St. Monica - A Homily

 

 

Travis Bradberry is the author of the best-selling book Emotional Intelligence 2.0 and the cofounder of TalentSmart, a consultancy that serves more than 75% of Fortune 500 companies and is the world’s leading provider of emotional intelligence tests and training. He received his bachelor of science in clinical psychology from the University of California – San Diego and holds a dual Ph.D. in clinical and industrial-organizational psychology.

TalentSmart / Emotional Intelligence 2.0 unveils its step-by-step program for increasing emotional intelligence via 66 proven strategies. Why is this important?

  • EQ has zero correlation with IQ
  • People with average IQs (but higher EQs) outperform people with high IQs 70% of the time
  • EQ accounts for about 58% of performance in most jobs
  • On average, people with high EQ make $29,000 more than people with low EQ
  • EQ point increases are highly correlated with salary ($1,300 increase per point)

Basically Bradberry’s idea is that situations trigger emotions – always! Personally, you have to be “self-aware” of your emotions before you can “self-manage.” Having done that, socially you need to become aware of other people’s emotions (their triggers, their background, their personal history, their motivations) before you can begin to manage the relationship effectively.

 

What does this have to do with St. Monica? Did you ever wonder how St. Monica was able to “manage” the relationship with her son Augustine? Concerning St. Augustine, Father Scott Herd from the Archdiocese of Washington writes:

  • Abandoned his faith as a teenager,
  • Defiantly embraced another religion,
  • Came home from college with a live-in girlfriend,
  • Fathered a child out of wedlock with her,
  • Sneaked out of the country in order to get away from Mom.
  • Suffered from depression at times,
  • Spent many years adrift as he sought meaning and purpose in life,
  • Wasted time and money on silly and immoral entertainment,
  • Struggled with a sexual compulsion that filled him with shame.

Here’s another historical tidbit that plays an important part in this story. Monica might not exactly have been Mother Teresa when she was younger either. One author relates that Augustine once wrote about one episode of her childhood. Specifically it dealt with her and the family chores. She was occasionally sent down to the cellar to draw wine for the family. At some point, she fell into the habit of taking secret sips and developed such a passion for wine that before long she was drinking great draughts of it whenever opportunity offered.

One day a family slave, who had been spying on the little girl, denounced her as a “drunkard” and a wine-bibber. The rebuke so stung and frightened Monica that covered with shame, she gave up the habit. Soon afterwards she was baptized, and henceforth seems to have led a life of irreproachable virtue. For this reason, besides being the “Patron Saint of Mothers,” she is also known to be the Patron Saint of Alcoholics.
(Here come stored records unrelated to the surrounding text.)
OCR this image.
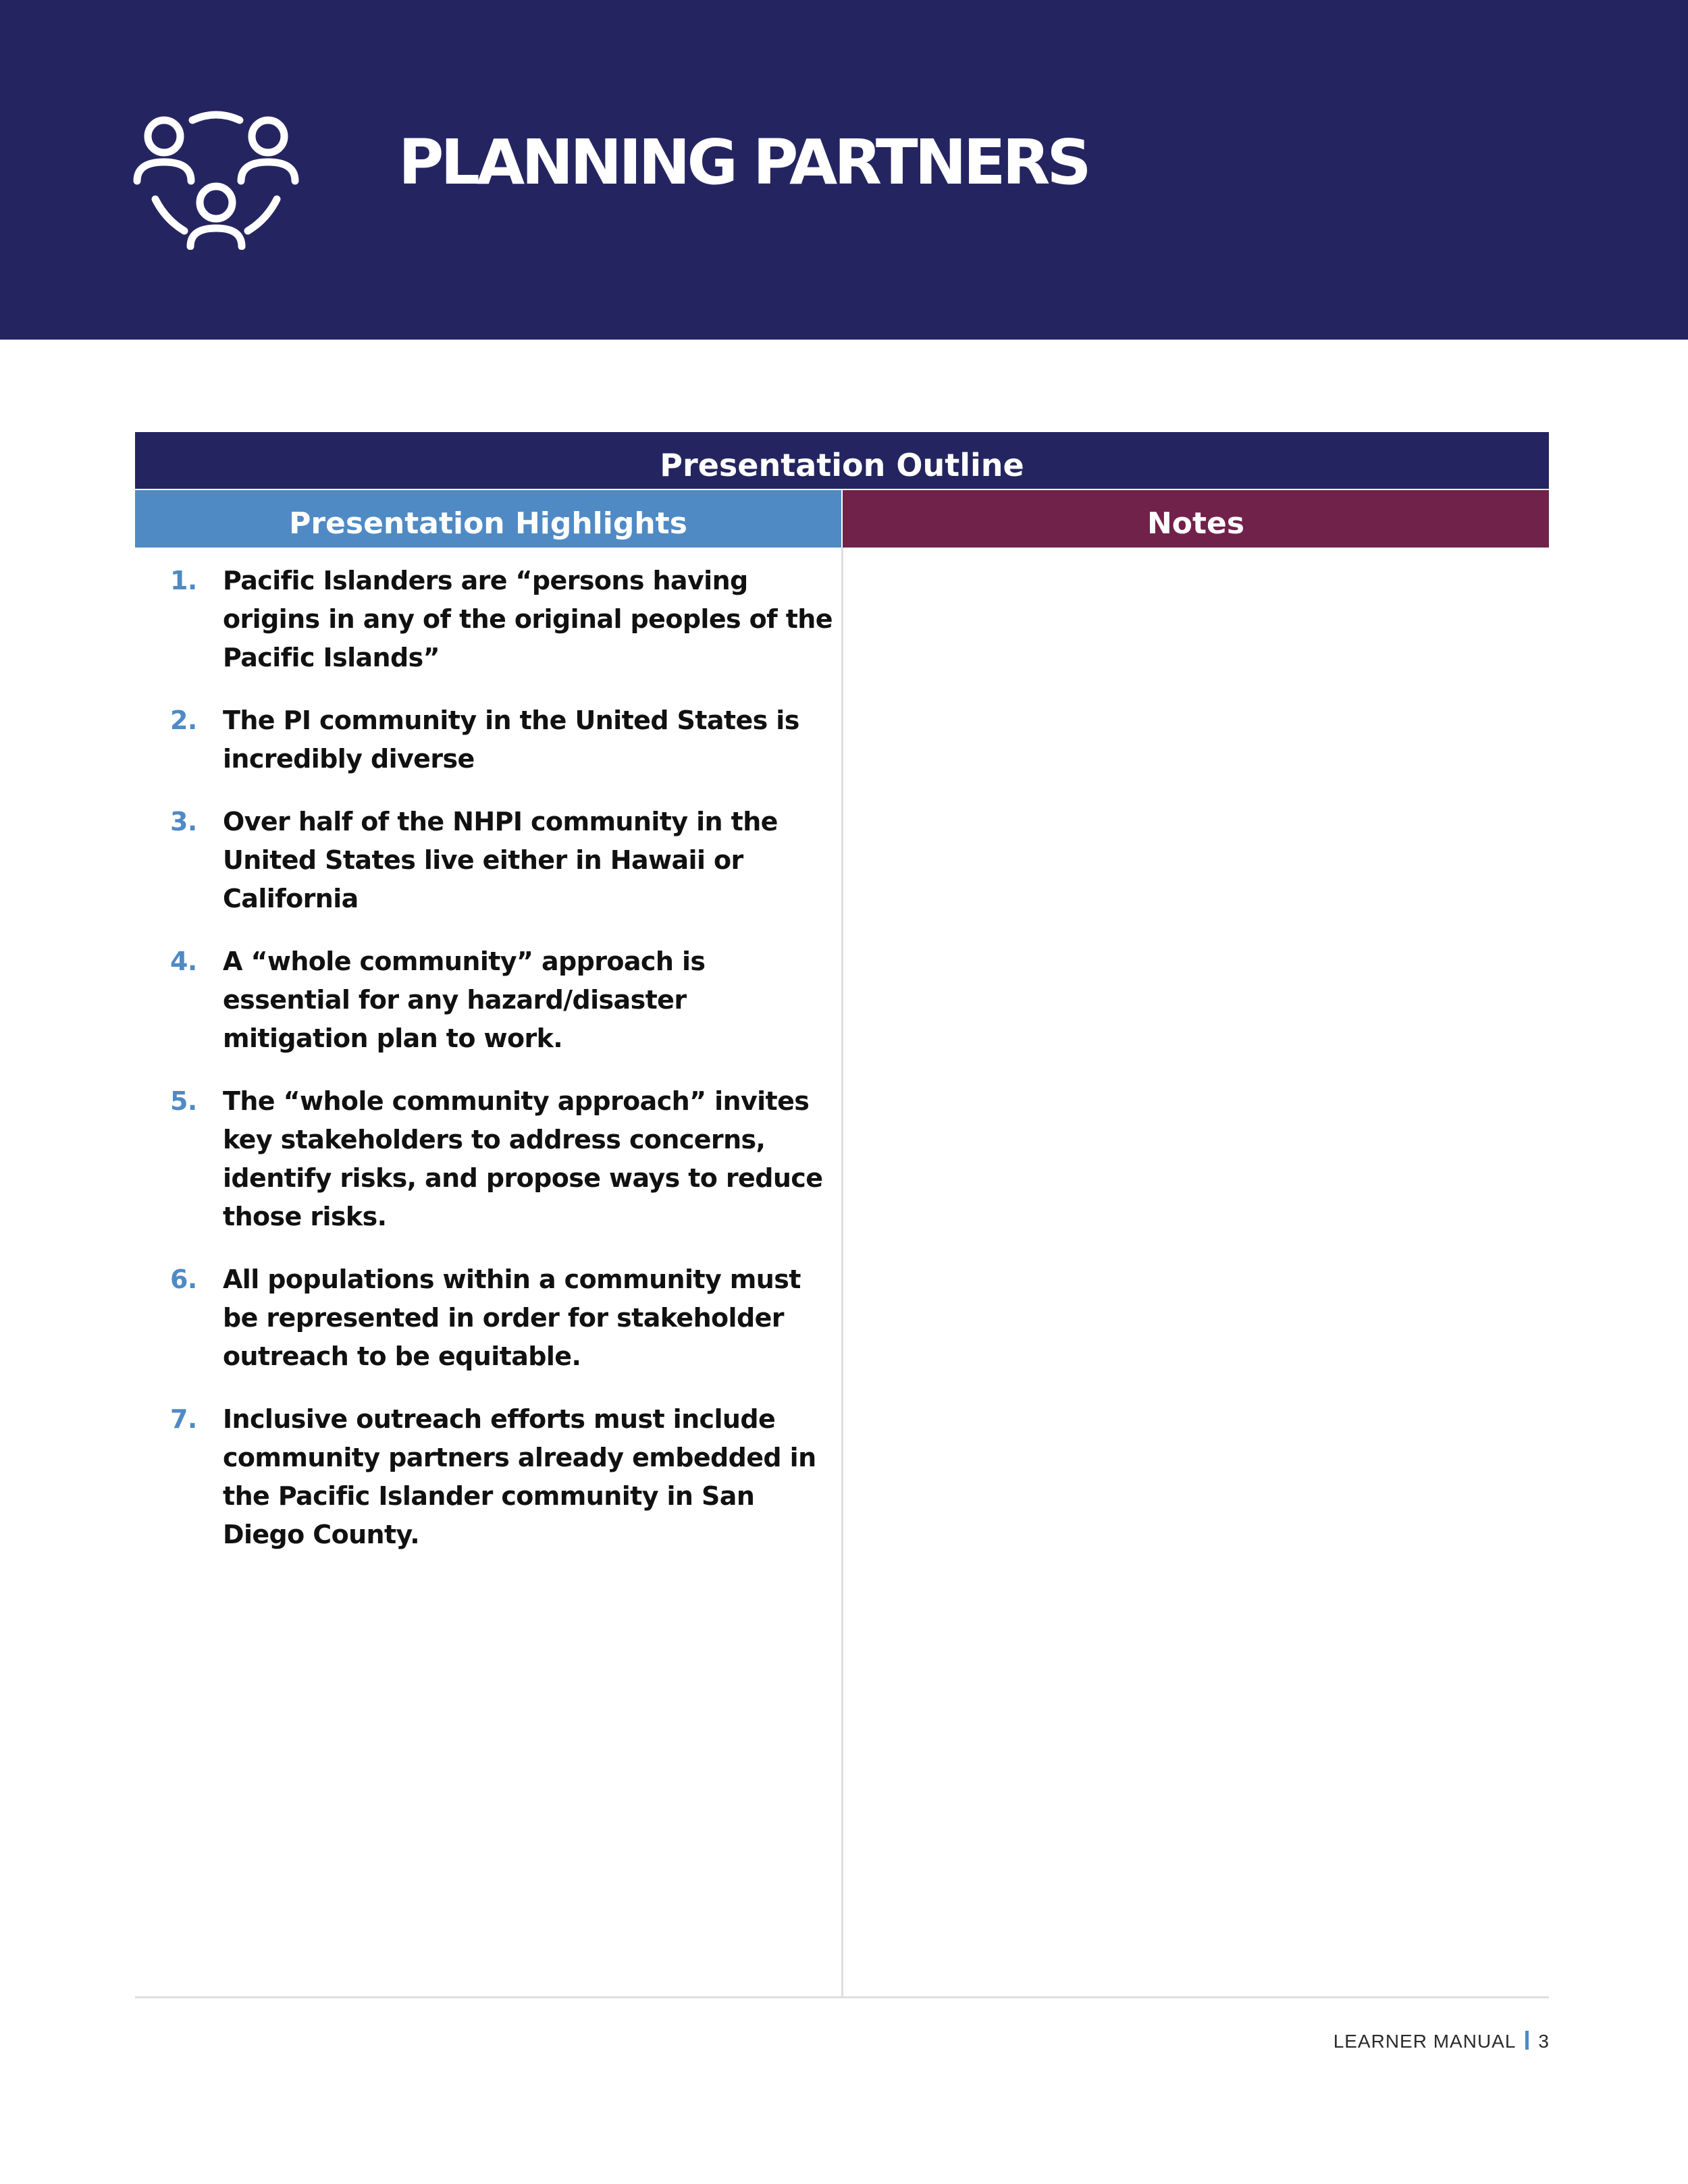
PLANNING PARTNERS
Presentation Outline
Presentation Highlights	Notes
1. Pacific Islanders are “persons having origins in any of the original peoples of the Pacific Islands”
2. The PI community in the United States is incredibly diverse
3. Over half of the NHPI community in the United States live either in Hawaii or California
4. A “whole community” approach is essential for any hazard/disaster mitigation plan to work.
5. The “whole community approach” invites key stakeholders to address concerns, identify risks, and propose ways to reduce those risks.
6. All populations within a community must be represented in order for stakeholder outreach to be equitable.
7. Inclusive outreach efforts must include community partners already embedded in the Pacific Islander community in San Diego County.
LEARNER MANUAL 3
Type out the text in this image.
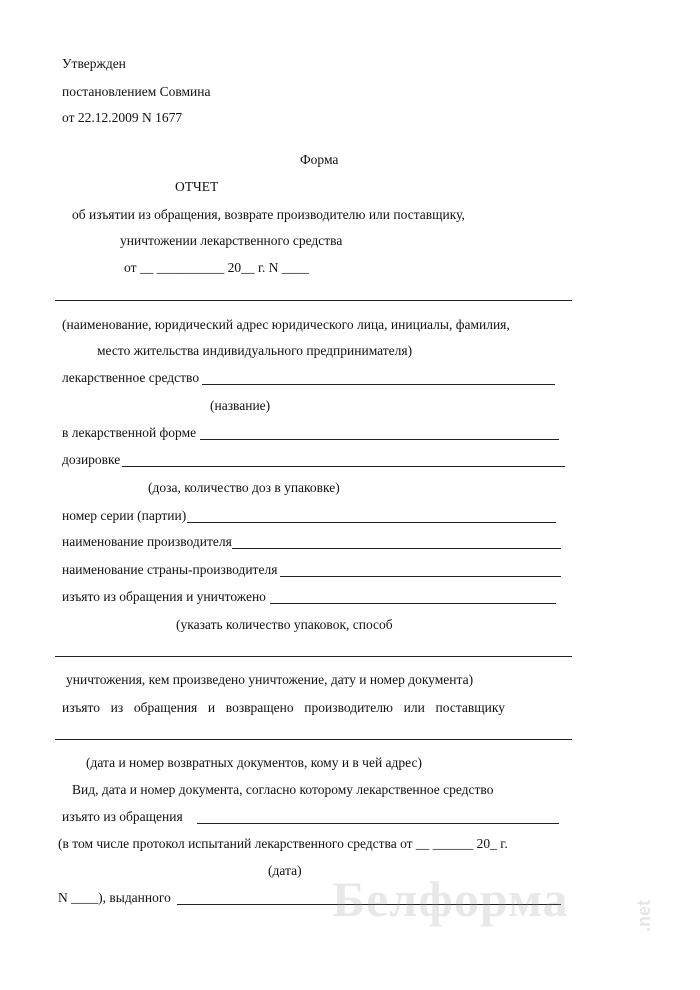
Утвержден
постановлением Совмина
от 22.12.2009 N 1677
Форма
ОТЧЕТ
об изъятии из обращения, возврате производителю или поставщику,
уничтожении лекарственного средства
от __ __________ 20__ г. N ____
(наименование, юридический адрес юридического лица, инициалы, фамилия,
место жительства индивидуального предпринимателя)
лекарственное средство
(название)
в лекарственной форме
дозировке
(доза, количество доз в упаковке)
номер серии (партии)
наименование производителя
наименование страны-производителя
изъято из обращения и уничтожено
(указать количество упаковок, способ
уничтожения, кем произведено уничтожение, дату и номер документа)
изъято из обращения и возвращено производителю или поставщику
(дата и номер возвратных документов, кому и в чей адрес)
Вид, дата и номер документа, согласно которому лекарственное средство
изъято из обращения
(в том числе протокол испытаний лекарственного средства от __ ______ 20_ г.
(дата)
N ____), выданного	Белформа	.net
Let’s combine Bradberrys’ awareness tool, St. Monica’s experience and Pope Francis and the Year of Mercy. How does one offer mercy and forgiveness to others? Allow me to propose 6 steps:

  1. Recognition of Reality. First we have to recognize the sinfulness in your own life. Are you aware of it? Can you name it? What triggers it?
  2. Impact of - and impact on – Relationships. This has three parts:
    1. Your sinfulness has an impact first on you. It makes you less than the person God has created you to be.
    2. You sinfulness has an impact on others as well.
    3. Your sinfulness needs the grace of THE relationship – with Christ !
  3. Repentance – saying sorry for your sins:
    1. First to yourself!
    2. Next, to God
  4. Reconcile-
    1. Having understood your own sinfulness and recognizing your need for God’s grace, you can accept forgiveness of yourself and forgiveness from God.
    2. You are now in a better place to understand the sinfulness of others, identify their sinfulness but also understand how difficult their struggles are.
    3. You are now in a better position to be able to reconcile yourself with God and with others.
  5. Repay – any damages that you might have caused if necessary.
  6. Recommit – yourself to your relationships to God and to others.

 

So, let’s apply Bradberry’s model to sin and forgiveness. The “recognition of reality” is the recognition of your own sinfulness.Once we see it, identify it and name it, we can ask for God’s grace to first forgive ourselves and then ask for God to help us “self-manage” to overcome our sinfulness through the life of virtue.

Not easy however.

Once we have done this in some capacity in our own lives, we will be in a position to not only identify sinfulness in others, we will hopefully also have the empathy to understand the struggle they are going through. Then, again with God’s grace, we will hopefully have the ability to forgive others as well (“relationship management”).

Ok, back to Monica. Given Augustine’s proclivities, people often ask how St. Monica possibly could have been so patient with her wayward son. Probably because she struggled with her own demons when she was young and probably still struggled with her own sinfulness throughout her entire life. In this way she was well aware of the struggles of her son and was in a better position to be able to prayer for him, wait for God’s grace to work in Augustine’s life and forgive her son as well.